CEVA collar payoff curve
Modeled P&L at expiration across a range of underlying prices for the collar on CEVA. Each row is one sampled price point from the computed payoff curve; the full curve uses 200 price points internally before being summarized into 10 rows here.
When traders use collar on CEVA
Collars on CEVA hedge an existing long CEVA stock position; the long put sets a floor while the short call finances it, often run as a near-zero-cost hedge during expected volatility windows.
CEVA thesis for this collar
The market-implied 1-standard-deviation range for CEVA extends from approximately $33.61 on the downside to $61.69 on the upside. A CEVA collar hedges an existing long CEVA position with a protective put while financing the put cost via a short call; when the premiums roughly offset, the collar acts as a near-zero-cost insurance band around the current spot. Current CEVA IV rank near 62.33% is mid-range against its 1-year distribution, so the IV signal is neutral; the collar thesis on CEVA should anchor more to the directional view and the expected-move geometry. As a Technology name, CEVA options can move on sector-level news flow (peer earnings, regulatory updates, industry-specific macro data) in addition to CEVA-specific events.
CEVA collar positions are structurally neutral (protective); the modeled P&L assumes European-style exercise at expiration and ignores early assignment, transaction costs, dividends paid before expiry on the stock leg (when present), and the bid-ask spread on the listed chain. CEVA positions also carry Technology sector concentration risk; news flow inside the sector (peer earnings, regulatory shifts, supply-chain headlines) can move CEVA alongside the broader basket even when CEVA-specific fundamentals are unchanged. Always rebuild the position from current CEVA chain quotes before placing a trade.
Frequently asked questions
- What is a collar on CEVA?
- A collar on CEVA is the collar strategy applied to CEVA (stock). The strategy is structurally neutral (protective): A collar pairs long stock with a protective out-of-the-money put financed by a short out-of-the-money call, capping both tails of the position around the current spot.

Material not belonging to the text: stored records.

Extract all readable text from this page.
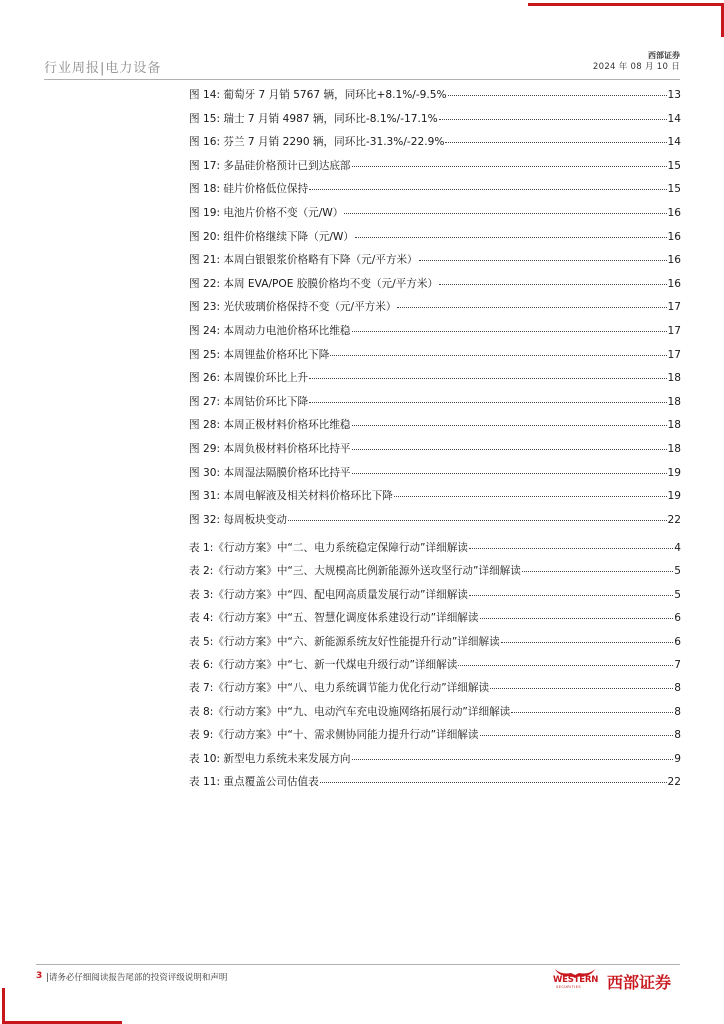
行业周报|电力设备
西部证券
2024 年 08 月 10 日
图 14: 葡萄牙 7 月销 5767 辆，同环比+8.1%/-9.5%	13
图 15: 瑞士 7 月销 4987 辆，同环比-8.1%/-17.1%	14
图 16: 芬兰 7 月销 2290 辆，同环比-31.3%/-22.9%	14
图 17: 多晶硅价格预计已到达底部	15
图 18: 硅片价格低位保持	15
图 19: 电池片价格不变（元/W）	16
图 20: 组件价格继续下降（元/W）	16
图 21: 本周白银银浆价格略有下降（元/平方米）	16
图 22: 本周 EVA/POE 胶膜价格均不变（元/平方米）	16
图 23: 光伏玻璃价格保持不变（元/平方米）	17
图 24: 本周动力电池价格环比维稳	17
图 25: 本周锂盐价格环比下降	17
图 26: 本周镍价环比上升	18
图 27: 本周钴价环比下降	18
图 28: 本周正极材料价格环比维稳	18
图 29: 本周负极材料价格环比持平	18
图 30: 本周湿法隔膜价格环比持平	19
图 31: 本周电解液及相关材料价格环比下降	19
图 32: 每周板块变动	22
表 1:《行动方案》中“二、电力系统稳定保障行动”详细解读	4
表 2:《行动方案》中“三、大规模高比例新能源外送攻坚行动”详细解读	5
表 3:《行动方案》中“四、配电网高质量发展行动”详细解读	5
表 4:《行动方案》中“五、智慧化调度体系建设行动”详细解读	6
表 5:《行动方案》中“六、新能源系统友好性能提升行动”详细解读	6
表 6:《行动方案》中“七、新一代煤电升级行动”详细解读	7
表 7:《行动方案》中“八、电力系统调节能力优化行动”详细解读	8
表 8:《行动方案》中“九、电动汽车充电设施网络拓展行动”详细解读	8
表 9:《行动方案》中“十、需求侧协同能力提升行动”详细解读	8
表 10: 新型电力系统未来发展方向	9
表 11: 重点覆盖公司估值表	22
3 |请务必仔细阅读报告尾部的投资评级说明和声明	WESTERN
SECURITIES 西部证券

With CEVA stock trading near $47.65, the strikes shown on this page are snapped to the nearest listed CEVA chain strike and the premiums come straight from the end-of-day bid/ask midpoint.
- How are CEVA collar max profit and max loss calculated?
- Max profit roughly equals short-call strike minus cost basis plus net premium; max loss roughly equals cost basis minus long-put strike minus net premium. Breakeven shifts by the net premium. For the CEVA collar priced from the end-of-day chain at a 30-day expiry (ATM IV 102.80%), the computed maximum profit is unbounded per contract and the computed maximum loss is unbounded per contract. Live intraday quotes will differ as the chain moves through the trading session.
- What is the breakeven for a CEVA collar?
- The breakeven for the CEVA collar priced on this page is no defined breakeven on the modeled curve at expiration, derived from end-of-day chain premiums. Breakeven is the underlying price at which the strategy's P&L crosses zero ignoring transaction costs and assignment risk. The current CEVA market-implied 1-standard-deviation expected move is approximately 29.47%; if the move sits well outside the breakeven distance, the structure's risk-reward becomes correspondingly tighter.
- When should you consider a collar on CEVA?
- Collars on CEVA hedge an existing long CEVA stock position; the long put sets a floor while the short call finances it, often run as a near-zero-cost hedge during expected volatility windows.
- How does current CEVA implied volatility affect this collar?
- CEVA ATM IV is at 102.80% with IV rank near 62.33%, which is mid-range against its 1-year history. Strategy selection depends more on directional thesis and expected move than on a strong IV signal.